Remontons à présent vers Saint-Vaast-la-Hougue, on ne peut plus au nord-est  de la Manche, le plus ancien domaine de la région dont l’origine remonte à la fin du XIX° siècle. Dans les années 1960, les huîtres sont placées dans des « poches » disposées désormais sur des tables métalliques à une quarantaine de centimètres du sol. Cette technique, nouvelle, augmente la longévité des huîtres qui « travaillent » au rythme des marées et se bonifient. L’huitre de Saint-Vaast fait le bonheur des gourmets : iodée et charnue, réputée pour son goût de noisette, merveilleux assemblage des qualités des autres crus. 

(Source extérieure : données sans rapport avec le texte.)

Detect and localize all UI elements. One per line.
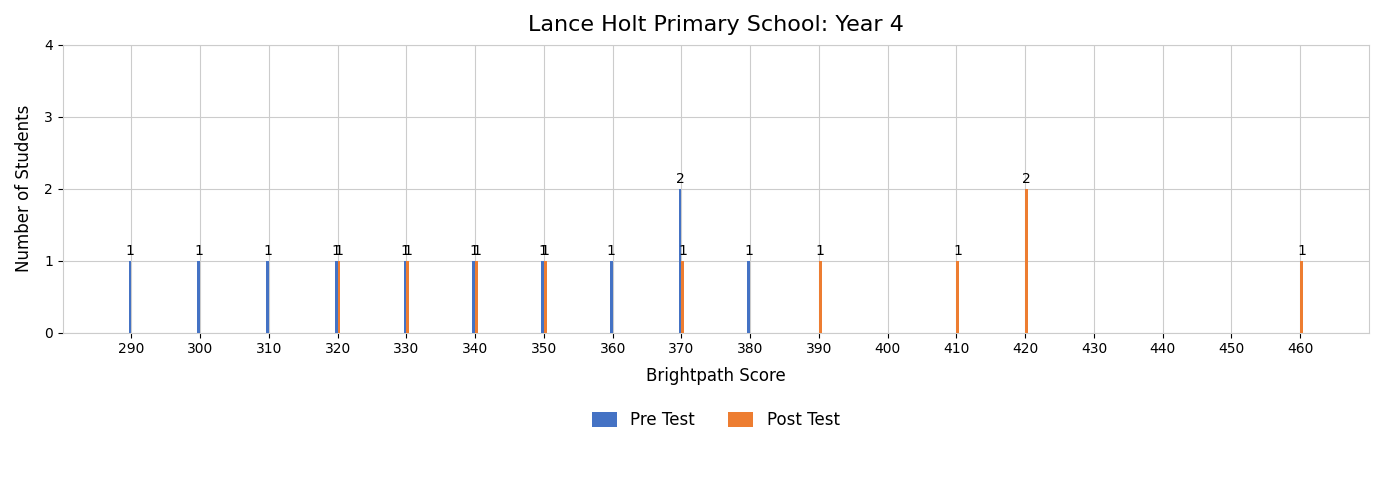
- Bar: [544, 260, 547, 332]
- Text: 1: 1: [538, 244, 547, 258]
- Text: 1: 1: [263, 244, 273, 258]
- Bar: [129, 260, 131, 332]
- Bar: [1026, 188, 1028, 332]
- Text: 1: 1: [400, 244, 410, 258]
- Text: 1: 1: [954, 244, 962, 258]
- Bar: [747, 260, 750, 332]
- Bar: [266, 260, 268, 332]
- Text: 1: 1: [126, 244, 134, 258]
- Text: 1: 1: [678, 244, 688, 258]
- Text: 1: 1: [469, 244, 479, 258]
- Text: 1: 1: [403, 244, 412, 258]
- Bar: [956, 260, 959, 332]
- Text: 1: 1: [194, 244, 203, 258]
- Bar: [678, 188, 681, 332]
- Text: 1: 1: [745, 244, 753, 258]
- Text: 1: 1: [335, 244, 343, 258]
- Legend: Pre Test, Post Test: Pre Test, Post Test: [585, 404, 847, 435]
- Text: 1: 1: [541, 244, 549, 258]
- Title: Lance Holt Primary School: Year 4: Lance Holt Primary School: Year 4: [527, 15, 904, 35]
- Text: 2: 2: [675, 172, 685, 186]
- Y-axis label: Number of Students: Number of Students: [15, 105, 33, 272]
- Text: 1: 1: [332, 244, 340, 258]
- Text: 1: 1: [1297, 244, 1306, 258]
- Text: 1: 1: [817, 244, 825, 258]
- Bar: [338, 260, 340, 332]
- Bar: [335, 260, 338, 332]
- X-axis label: Brightpath Score: Brightpath Score: [646, 368, 786, 385]
- Bar: [681, 260, 684, 332]
- Bar: [404, 260, 407, 332]
- Bar: [610, 260, 613, 332]
- Bar: [541, 260, 544, 332]
- Bar: [1300, 260, 1302, 332]
- Text: 1: 1: [608, 244, 616, 258]
- Bar: [472, 260, 475, 332]
- Bar: [819, 260, 822, 332]
- Bar: [475, 260, 477, 332]
- Text: 2: 2: [1023, 172, 1031, 186]
- Text: 1: 1: [472, 244, 482, 258]
- Bar: [198, 260, 201, 332]
- Bar: [407, 260, 410, 332]
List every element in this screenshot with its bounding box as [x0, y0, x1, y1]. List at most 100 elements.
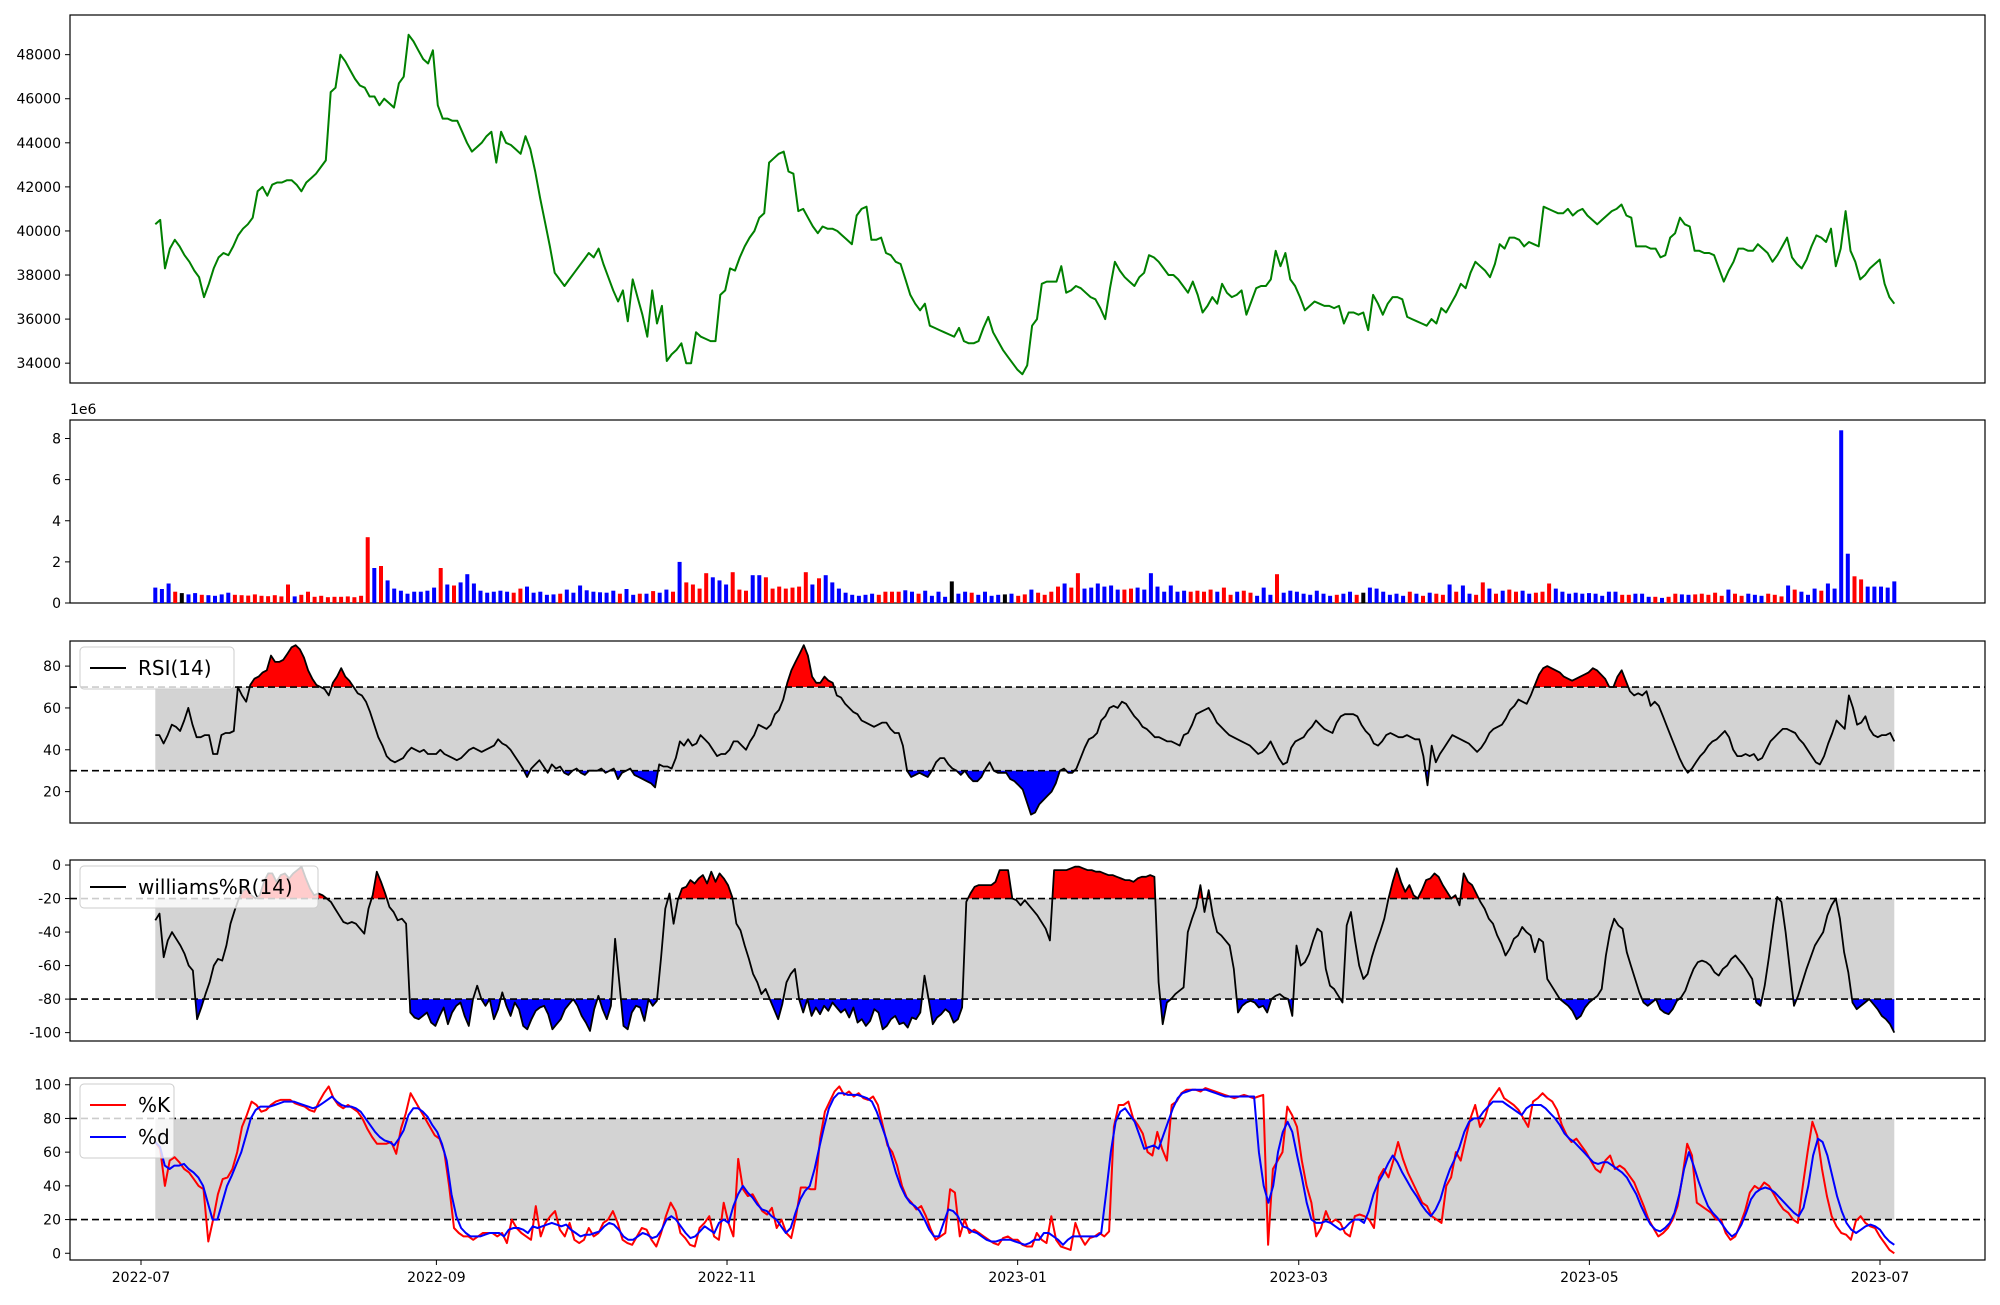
volume-bar: [558, 593, 563, 603]
volume-bar: [1487, 588, 1492, 603]
volume-bar: [398, 590, 403, 603]
volume-bar: [1660, 597, 1664, 603]
volume-bar: [1301, 593, 1306, 603]
volume-bar: [737, 589, 742, 603]
volume-ytick-label: 2: [52, 555, 61, 571]
volume-bar: [1772, 594, 1777, 603]
volume-bar: [1135, 587, 1140, 603]
volume-bar: [1494, 593, 1498, 603]
volume-bar: [1374, 588, 1379, 603]
volume-bar: [418, 591, 423, 603]
wr-frame: [69, 859, 1986, 1042]
volume-bar: [1799, 591, 1804, 603]
volume-bar: [1002, 594, 1007, 603]
volume-bar: [252, 594, 257, 603]
volume-bar: [465, 574, 470, 603]
volume-bar: [1686, 594, 1691, 603]
volume-bar: [936, 591, 941, 603]
volume-bar: [730, 572, 735, 603]
volume-bar: [1839, 430, 1844, 603]
volume-bar: [1427, 592, 1432, 603]
volume-bar: [690, 584, 695, 603]
volume-bar: [551, 594, 556, 603]
rsi-frame: [69, 640, 1986, 824]
volume-bar: [631, 594, 636, 603]
volume-bar: [1281, 592, 1286, 603]
volume-bar: [1792, 589, 1797, 603]
volume-bar: [1328, 595, 1333, 603]
volume-bar: [1746, 593, 1751, 603]
volume-bar: [564, 589, 569, 603]
volume-bar: [1752, 594, 1757, 603]
x-tick-label: 2023-05: [1560, 1270, 1619, 1286]
volume-bar: [452, 585, 456, 603]
volume-bar: [1367, 587, 1372, 603]
volume-bar: [345, 596, 350, 603]
volume-bar: [1248, 592, 1253, 603]
volume-bar: [325, 597, 330, 603]
volume-bar: [1806, 594, 1810, 603]
volume-bar: [876, 594, 881, 603]
volume-bar: [1102, 586, 1107, 603]
volume-bar: [1042, 594, 1047, 603]
volume-bar: [724, 584, 729, 603]
wr-ytick-label: -80: [38, 992, 61, 1008]
volume-bar: [803, 572, 808, 603]
volume-bar: [1699, 593, 1704, 603]
volume-frame: [69, 419, 1986, 604]
volume-bar: [1673, 593, 1678, 603]
volume-bar: [883, 591, 888, 603]
volume-bar: [1162, 591, 1167, 603]
volume-bar: [1268, 594, 1273, 603]
volume-bar: [1553, 588, 1558, 603]
volume-bar: [584, 590, 589, 603]
volume-bar: [319, 595, 324, 603]
x-tick-label: 2023-01: [988, 1270, 1047, 1286]
volume-bar: [657, 592, 662, 603]
volume-bar: [538, 591, 543, 603]
volume-bar: [1440, 594, 1445, 603]
volume-bar: [1175, 591, 1180, 603]
volume-bar: [1646, 596, 1651, 603]
volume-bar: [757, 575, 762, 603]
volume-bar: [1334, 594, 1339, 603]
volume-bar: [624, 589, 629, 603]
price-frame: [69, 14, 1986, 384]
volume-bar: [783, 588, 788, 603]
volume-bar: [1009, 593, 1014, 603]
volume-bar: [226, 592, 231, 603]
volume-bar: [1049, 591, 1054, 603]
volume-bar: [1354, 594, 1359, 603]
volume-bar: [651, 591, 656, 603]
rsi-ytick-label: 80: [43, 659, 61, 675]
price-ytick-label: 44000: [16, 136, 61, 152]
volume-bar: [1606, 591, 1611, 603]
volume-bar: [1294, 591, 1299, 603]
x-tick-label: 2023-07: [1851, 1270, 1910, 1286]
stoch-ytick-label: 80: [43, 1111, 61, 1127]
volume-bar: [199, 594, 204, 603]
volume-bar: [153, 587, 158, 603]
stoch-ytick-label: 20: [43, 1213, 61, 1229]
volume-bar: [797, 586, 802, 603]
volume-bar: [1852, 576, 1857, 603]
volume-bar: [750, 575, 755, 603]
volume-bar: [1540, 591, 1545, 603]
volume-bar: [1288, 590, 1293, 603]
volume-bar: [1195, 590, 1200, 603]
x-tick-label: 2022-09: [407, 1270, 466, 1286]
volume-bar: [890, 591, 894, 603]
volume-bar: [697, 588, 702, 603]
volume-bar: [983, 591, 987, 603]
volume-bar: [306, 591, 310, 603]
volume-bar: [1454, 591, 1459, 603]
volume-bar: [1560, 591, 1565, 603]
wr-legend-box: [79, 865, 319, 909]
volume-bar: [1082, 588, 1087, 603]
volume-bar: [763, 577, 768, 603]
volume-bar: [1036, 592, 1041, 603]
volume-bar: [916, 593, 921, 603]
volume-bar: [1109, 585, 1114, 603]
volume-ytick-label: 8: [52, 432, 61, 448]
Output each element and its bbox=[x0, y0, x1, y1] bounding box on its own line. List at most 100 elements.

Un peu plus bas, le domaine de l’huître d’ Isigny-sur-mer et de Grandcamp-Maisy, bordée par Utah Beach et la baie des Veys, le fruit est charnu, doux et croquant à la fois et on le réservera pour les fines préparations culinaires. 

Enfin , l’huître se plaît aussi dans le Calvados avec la Côte de Nacre. Cette huître est la petite dernière des crus ostréicoles de Normandie, originaire de l’est d’Arromanches dont les courants sont si puissants qu’ils favorisent une croissance et un développement d’un goût exceptionnel. le site ostréicole de Meuvaines-Asnelles  a été créé au début des années 1990.

Gros calibre pour fins connaisseurs - © Gérard Conreur
Gros calibre pour fins connaisseurs - © Gérard Conreur

Au total, le domaine ostréicole normand couvre aujourd’hui environ 1100 hectares.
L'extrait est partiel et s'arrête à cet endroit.